LES PONARBATES.

À peu près au moment où ces révolutions fondaient l’empire Savelce, la ville de Ponarbas, située à l’ouest du continent occidental, commençait à sortir de son obscurité. À l’origine, les Ponarbates n’étaient qu’une des peuplades pauvres et ignorantes de ces contrées qui, sans dogme religieux ou social, organisaient à tâtons leurs sociétés demi-sauvages. Le pays occupé par la tribu des Ponarbates s’étendait sous un climat magnifique, où le sol produisait sans culture toutes les choses nécessaires à la vie. Les besoins matériels, toujours facilement assouvis, s’accrurent dès lors en raison du bien-être déjà réalisé.

Insensiblement, cette avidité pour les jouissances physiques fit naître parmi quelques familles le désir de se concerter et de vivre ensemble pour le travail et l’industrie. Une centaine de familles se réunirent d’abord, et la ville de Ponarbas fut fondée dans une vallée superbe de végétation et de richesse.

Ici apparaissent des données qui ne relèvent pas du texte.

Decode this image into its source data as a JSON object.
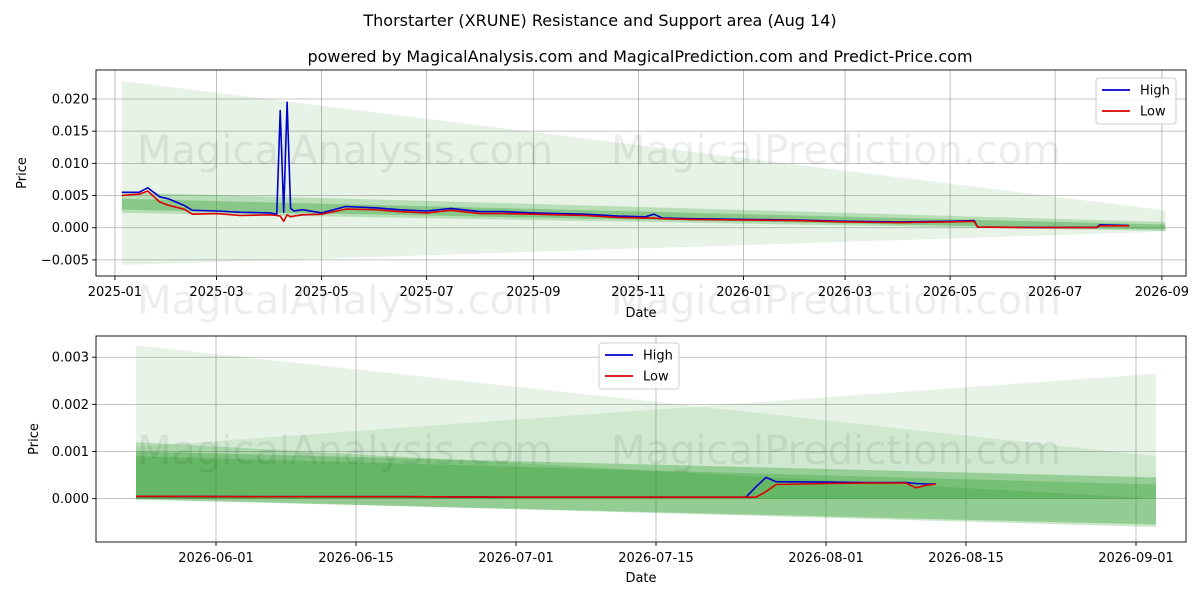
{
  "title": "Thorstarter (XRUNE) Resistance and Support area (Aug 14)",
  "subtitle": "powered by MagicalAnalysis.com and MagicalPrediction.com and Predict-Price.com",
  "watermarks": [
    "MagicalAnalysis.com",
    "MagicalPrediction.com"
  ],
  "colors": {
    "high": "#0000cc",
    "low": "#dd0000",
    "band": "#2e9e2e"
  },
  "chart_data": [
    {
      "type": "line",
      "xlabel": "Date",
      "ylabel": "Price",
      "x_ticks": [
        "2025-01",
        "2025-03",
        "2025-05",
        "2025-07",
        "2025-09",
        "2025-11",
        "2026-01",
        "2026-03",
        "2026-05",
        "2026-07",
        "2026-09"
      ],
      "y_ticks": [
        "−0.005",
        "0.000",
        "0.005",
        "0.010",
        "0.015",
        "0.020"
      ],
      "xlim": [
        "2024-12-21",
        "2026-09-15"
      ],
      "ylim": [
        -0.0075,
        0.0245
      ],
      "grid": true,
      "legend": {
        "position": "top-right",
        "entries": [
          "High",
          "Low"
        ]
      },
      "series": [
        {
          "name": "High",
          "x": [
            "2025-01-05",
            "2025-01-15",
            "2025-01-20",
            "2025-01-27",
            "2025-02-01",
            "2025-02-10",
            "2025-02-15",
            "2025-03-01",
            "2025-03-15",
            "2025-04-01",
            "2025-04-05",
            "2025-04-07",
            "2025-04-09",
            "2025-04-11",
            "2025-04-13",
            "2025-04-15",
            "2025-04-20",
            "2025-05-01",
            "2025-05-15",
            "2025-06-01",
            "2025-06-15",
            "2025-07-01",
            "2025-07-15",
            "2025-08-01",
            "2025-08-15",
            "2025-09-01",
            "2025-09-15",
            "2025-10-01",
            "2025-10-20",
            "2025-11-05",
            "2025-11-10",
            "2025-11-15",
            "2025-12-01",
            "2026-01-01",
            "2026-02-01",
            "2026-03-01",
            "2026-04-01",
            "2026-05-01",
            "2026-05-15",
            "2026-05-17",
            "2026-06-15",
            "2026-07-15",
            "2026-07-25",
            "2026-07-27",
            "2026-08-13"
          ],
          "values": [
            0.0055,
            0.0055,
            0.0062,
            0.0048,
            0.0045,
            0.0035,
            0.0027,
            0.0026,
            0.0024,
            0.0023,
            0.0021,
            0.0182,
            0.0024,
            0.0195,
            0.003,
            0.0026,
            0.0028,
            0.0023,
            0.0033,
            0.0031,
            0.0028,
            0.0026,
            0.003,
            0.0025,
            0.0025,
            0.0023,
            0.0022,
            0.0021,
            0.0018,
            0.0017,
            0.0021,
            0.0015,
            0.0014,
            0.0013,
            0.0012,
            0.001,
            0.0009,
            0.001,
            0.0011,
            0.0001,
            5e-05,
            5e-05,
            5e-05,
            0.00045,
            0.00035
          ]
        },
        {
          "name": "Low",
          "x": [
            "2025-01-05",
            "2025-01-15",
            "2025-01-20",
            "2025-01-27",
            "2025-02-01",
            "2025-02-10",
            "2025-02-15",
            "2025-03-01",
            "2025-03-15",
            "2025-04-01",
            "2025-04-05",
            "2025-04-07",
            "2025-04-09",
            "2025-04-11",
            "2025-04-13",
            "2025-04-15",
            "2025-04-20",
            "2025-05-01",
            "2025-05-15",
            "2025-06-01",
            "2025-06-15",
            "2025-07-01",
            "2025-07-15",
            "2025-08-01",
            "2025-08-15",
            "2025-09-01",
            "2025-09-15",
            "2025-10-01",
            "2025-10-20",
            "2025-11-05",
            "2025-11-10",
            "2025-11-15",
            "2025-12-01",
            "2026-01-01",
            "2026-02-01",
            "2026-03-01",
            "2026-04-01",
            "2026-05-01",
            "2026-05-15",
            "2026-05-17",
            "2026-06-15",
            "2026-07-15",
            "2026-07-25",
            "2026-07-27",
            "2026-08-13"
          ],
          "values": [
            0.005,
            0.0052,
            0.0057,
            0.004,
            0.0035,
            0.0029,
            0.0021,
            0.0022,
            0.0019,
            0.002,
            0.0019,
            0.0018,
            0.001,
            0.002,
            0.0017,
            0.0018,
            0.002,
            0.0021,
            0.0029,
            0.0028,
            0.0025,
            0.0023,
            0.0027,
            0.0022,
            0.0022,
            0.0021,
            0.002,
            0.0019,
            0.0016,
            0.0015,
            0.0015,
            0.0014,
            0.0013,
            0.0012,
            0.0011,
            0.0009,
            0.0008,
            0.0009,
            0.001,
            0.0001,
            3e-05,
            2e-05,
            2e-05,
            0.0003,
            0.0003
          ]
        }
      ],
      "bands": [
        {
          "x0": "2025-01-05",
          "x1": "2026-09-03",
          "y0_top": 0.0228,
          "y0_bot": -0.0058,
          "y1_top": 0.0027,
          "y1_bot": -0.0006,
          "opacity": 0.12
        },
        {
          "x0": "2025-01-05",
          "x1": "2026-09-03",
          "y0_top": 0.0055,
          "y0_bot": 0.0023,
          "y1_top": 0.0009,
          "y1_bot": -0.0005,
          "opacity": 0.25
        },
        {
          "x0": "2025-01-05",
          "x1": "2026-09-03",
          "y0_top": 0.0045,
          "y0_bot": 0.0028,
          "y1_top": 0.0005,
          "y1_bot": -0.0003,
          "opacity": 0.35
        }
      ]
    },
    {
      "type": "line",
      "xlabel": "Date",
      "ylabel": "Price",
      "x_ticks": [
        "2026-06-01",
        "2026-06-15",
        "2026-07-01",
        "2026-07-15",
        "2026-08-01",
        "2026-08-15",
        "2026-09-01"
      ],
      "y_ticks": [
        "0.000",
        "0.001",
        "0.002",
        "0.003"
      ],
      "xlim": [
        "2026-05-20",
        "2026-09-06"
      ],
      "ylim": [
        -0.00092,
        0.00345
      ],
      "grid": true,
      "legend": {
        "position": "top-center",
        "entries": [
          "High",
          "Low"
        ]
      },
      "series": [
        {
          "name": "High",
          "x": [
            "2026-05-24",
            "2026-06-05",
            "2026-06-20",
            "2026-07-01",
            "2026-07-10",
            "2026-07-20",
            "2026-07-24",
            "2026-07-25",
            "2026-07-26",
            "2026-07-27",
            "2026-08-01",
            "2026-08-05",
            "2026-08-09",
            "2026-08-10",
            "2026-08-11",
            "2026-08-12"
          ],
          "values": [
            5e-05,
            4e-05,
            4e-05,
            3e-05,
            3e-05,
            3e-05,
            3e-05,
            0.00025,
            0.00045,
            0.00036,
            0.00035,
            0.00034,
            0.00034,
            0.00032,
            0.00031,
            0.00031
          ]
        },
        {
          "name": "Low",
          "x": [
            "2026-05-24",
            "2026-06-05",
            "2026-06-20",
            "2026-07-01",
            "2026-07-10",
            "2026-07-20",
            "2026-07-24",
            "2026-07-25",
            "2026-07-26",
            "2026-07-27",
            "2026-08-01",
            "2026-08-05",
            "2026-08-09",
            "2026-08-10",
            "2026-08-11",
            "2026-08-12"
          ],
          "values": [
            5e-05,
            4e-05,
            4e-05,
            3e-05,
            3e-05,
            3e-05,
            3e-05,
            3e-05,
            0.00015,
            0.0003,
            0.00032,
            0.00033,
            0.00033,
            0.00023,
            0.00028,
            0.00031
          ]
        }
      ],
      "bands": [
        {
          "x0": "2026-05-24",
          "x1": "2026-09-03",
          "y0_top": 0.00325,
          "y0_bot": 0.0,
          "y1_top": 0.0009,
          "y1_bot": 0.0,
          "opacity": 0.12
        },
        {
          "x0": "2026-05-24",
          "x1": "2026-09-03",
          "y0_top": 0.0011,
          "y0_bot": 0.0,
          "y1_top": 0.00265,
          "y1_bot": 0.0,
          "opacity": 0.12
        },
        {
          "x0": "2026-05-24",
          "x1": "2026-09-03",
          "y0_top": 0.0012,
          "y0_bot": 0.0,
          "y1_top": 0.0,
          "y1_bot": -0.0006,
          "opacity": 0.25
        },
        {
          "x0": "2026-05-24",
          "x1": "2026-09-03",
          "y0_top": 0.001,
          "y0_bot": 0.0,
          "y1_top": 0.00045,
          "y1_bot": 0.0,
          "opacity": 0.35
        },
        {
          "x0": "2026-05-24",
          "x1": "2026-09-03",
          "y0_top": 0.0009,
          "y0_bot": 0.0,
          "y1_top": 0.0003,
          "y1_bot": 0.0,
          "opacity": 0.3
        },
        {
          "x0": "2026-05-24",
          "x1": "2026-09-03",
          "y0_top": 5e-05,
          "y0_bot": -2e-05,
          "y1_top": 0.0,
          "y1_bot": -0.00055,
          "opacity": 0.35
        }
      ]
    }
  ]
}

Dans le pacte de réunion de ces quelques centaines d’individus, il fut convenu que les enfants, les vieillards et les infirmes sans pour cela être distraits de leur famille, seraient à la charge de la société ; qu’on ne posséderait à aucun titre plus de terre qu’on n’en pourrait cultiver ; en un mot, qu’on ne saurait avoir entre les mains une valeur devenue impossible à gérer ou à faire fructifier par soi-même. On était tenu sur l’honneur et de par la loi de dépenser tout le fruit de son travail et de son industrie.

On ne saurait décrire ce que cette société ainsi établie, dévorée d’activité et insatiable de besoins engendra de luxe et de richesse. Ce fut un spectacle tellement inattendu et un exemple si encourageant pour les voisins des Ponarbates, que les autres tribus chasseresses ou pastorales d’alentour, tous les peuples sages et doux, s’agglomérèrent de proche en proche sur le modèle de la société Ponarbate, à laquelle ils vinrent demander des lois et des ouvriers instructeurs.

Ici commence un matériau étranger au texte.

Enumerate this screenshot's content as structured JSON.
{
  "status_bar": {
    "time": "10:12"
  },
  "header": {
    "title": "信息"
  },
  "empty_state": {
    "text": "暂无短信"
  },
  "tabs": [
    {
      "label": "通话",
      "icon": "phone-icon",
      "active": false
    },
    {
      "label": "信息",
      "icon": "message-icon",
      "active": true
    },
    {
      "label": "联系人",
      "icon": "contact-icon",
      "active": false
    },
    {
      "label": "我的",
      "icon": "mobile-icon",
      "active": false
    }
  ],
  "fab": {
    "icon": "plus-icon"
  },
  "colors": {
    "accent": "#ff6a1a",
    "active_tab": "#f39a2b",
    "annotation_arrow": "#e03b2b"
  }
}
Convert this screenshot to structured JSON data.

La multiplication de ces ruches laborieuses et puissamment consommatrices, alliées pour le travail et pour le commerce, porta l’empire Ponarbate au plus haut degré de richesse sociale et de luxe.

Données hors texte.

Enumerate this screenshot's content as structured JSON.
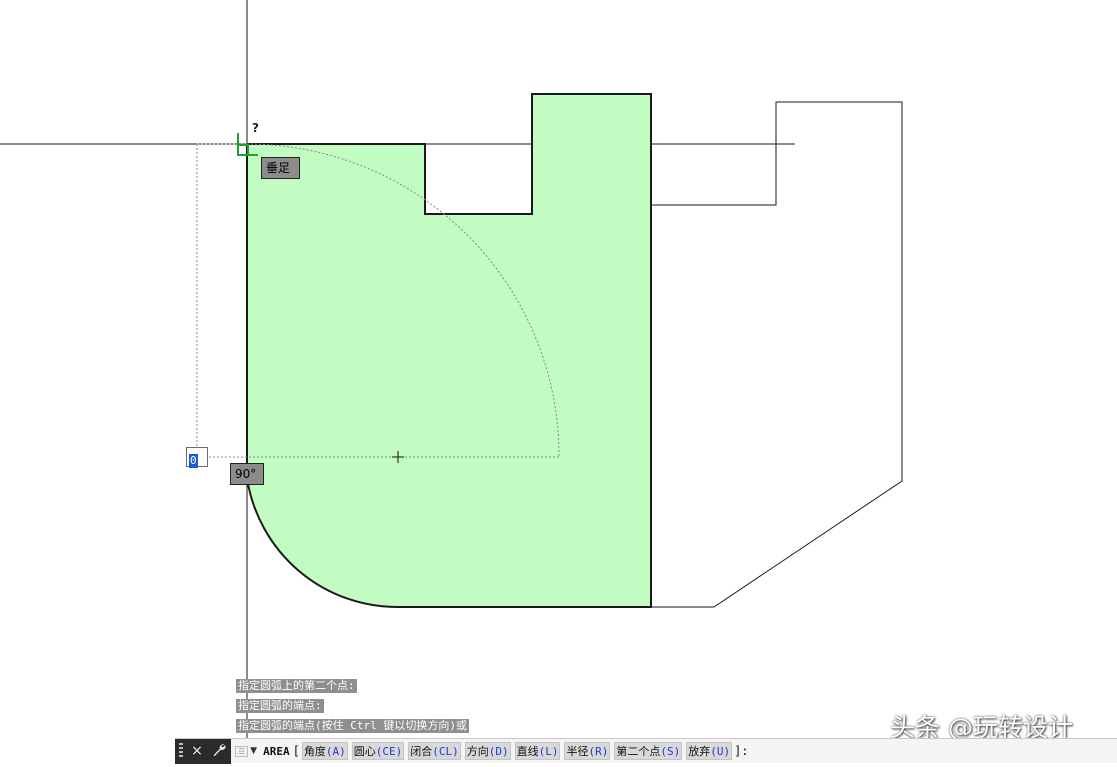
{
  "canvas": {
    "snap_tooltip": "垂足",
    "angle_tooltip": "90°",
    "dynamic_input_value": "0",
    "help_marker": "?",
    "fill_color": "#c3fcc3",
    "line_color": "#1a1a1a",
    "snap_marker_color": "#1fa12f"
  },
  "command_history": [
    "指定圆弧上的第二个点:",
    "指定圆弧的端点:",
    "指定圆弧的端点(按住 Ctrl 键以切换方向)或"
  ],
  "command_line": {
    "close_icon": "×",
    "customize_icon": "wrench-icon",
    "history_button": "☰",
    "command": "AREA",
    "open_bracket": "[",
    "close_bracket": "]:",
    "options": [
      {
        "label": "角度",
        "key": "(A)"
      },
      {
        "label": "圆心",
        "key": "(CE)"
      },
      {
        "label": "闭合",
        "key": "(CL)"
      },
      {
        "label": "方向",
        "key": "(D)"
      },
      {
        "label": "直线",
        "key": "(L)"
      },
      {
        "label": "半径",
        "key": "(R)"
      },
      {
        "label": "第二个点",
        "key": "(S)"
      },
      {
        "label": "放弃",
        "key": "(U)"
      }
    ]
  },
  "watermark": "头条 @玩转设计"
}
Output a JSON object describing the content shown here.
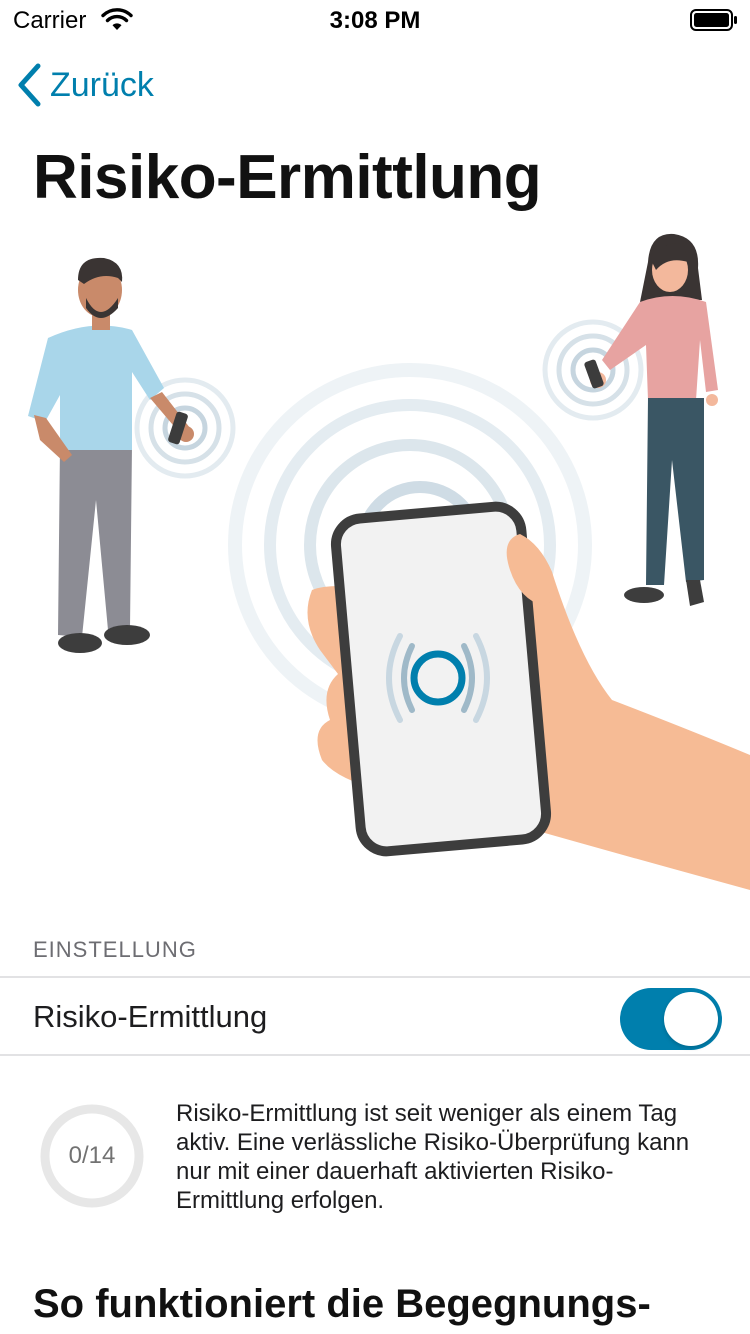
{
  "status_bar": {
    "carrier": "Carrier",
    "time": "3:08 PM"
  },
  "nav": {
    "back_label": "Zurück"
  },
  "page": {
    "title": "Risiko-Ermittlung"
  },
  "settings": {
    "section_header": "EINSTELLUNG",
    "toggle_label": "Risiko-Ermittlung",
    "toggle_on": true
  },
  "progress": {
    "label": "0/14",
    "fraction": 0
  },
  "info": {
    "text": "Risiko-Ermittlung ist seit weniger als einem Tag aktiv. Eine verlässliche Risiko-Überprüfung kann nur mit einer dauerhaft aktivierten Risiko-Ermittlung erfolgen."
  },
  "how_it_works": {
    "title": "So funktioniert die Begegnungs-"
  },
  "colors": {
    "accent": "#007fad",
    "section_gray": "#6d6d72",
    "divider": "#e2e2e4"
  },
  "icons": {
    "back": "chevron-left-icon",
    "wifi": "wifi-icon",
    "battery": "battery-icon"
  }
}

Occupés de choses matérielles, accoutumés à compter sur eux-mêmes, et d’ailleurs confiants dans leur esprit et leurs propres forces, les Ponarbates n’imaginèrent point de dieux. Leurs philosophes ou premiers moralistes attribuent la création ou génération primitive de l’homme à des transformations séculaires des espèces animales, dont quelques individus procréaient accidentellement des genres supérieurs qui formaient souche. Ainsi, l’homme, selon eux, était dérivé du repleu, qui lui-même était dérivé, des milliers de siècles auparavant, du genre animal immédiatement inférieur, et ainsi de suite.

Bien que sans foi religieuse, ce peuple, trouvant dans la splendeur de ses cieux une source d’admiration infinie, institua pour chacun des principaux astres un culte pompeux ; mais ce culte fut simplement le témoignage sincère et naïf de leur admiration, car les Ponarbates ne songèrent jamais à les adorer comme dieux. Au point de vue religieux, prier, adorer, craindre, furent toujours des pensées absentes de leur esprit. Tous, dans cette société, n’étaient-ils pas d’ailleurs la Providence de chacun ? Aussi jamais ils ne surent d’autre culte que celui qui consistait à admirer et à louer leur splendide nature et leur ciel éblouissant.

Les Ponarbates avaient coutume de placer dans leurs temples les produits les plus merveilleux de leur industrie. C’étaient de véritables musées industriels et artistiques, au fronton desquels était gravée cette formule des vertus sociales de ce peuple : Travail et prodigalité.

Ce furent les Ponarbates qui surent les premiers conquérir et apprivoiser l’aimable oiseau bleu aux ailes d’or, le citos, qui, gardien fidèle des demeures de l’homme, s’unit instinctivement et sympathiquement à son maître, et qui a toujours des chants suaves, pour endormir ses douleurs ou exalter ses jouissances. Telle est l’origine de l’attachement familier que les Stariens portèrent depuis à cet oiseau aux formes élégantes et gracieuses et au coloris tendre et charmant.

Si tous les peuples du continent occidental n’adoptèrent point les mœurs et les formes sociales des Ponarbates, tous vinrent souvent chez eux observer les prodiges des arts industriels. Les montagnards mêmes des régions pittoresques arrosées par l’Inrer accouraient toujours à Ponarbas comme à un pèlerinage obligé, et, tribu par tribu, quittaient successivement le sol tourmenté de leur patrie, pour y venir contempler un beau climat, une activité commerciale prodigieuse et, après le travail, une jouissance emportée de tous les biens matériels.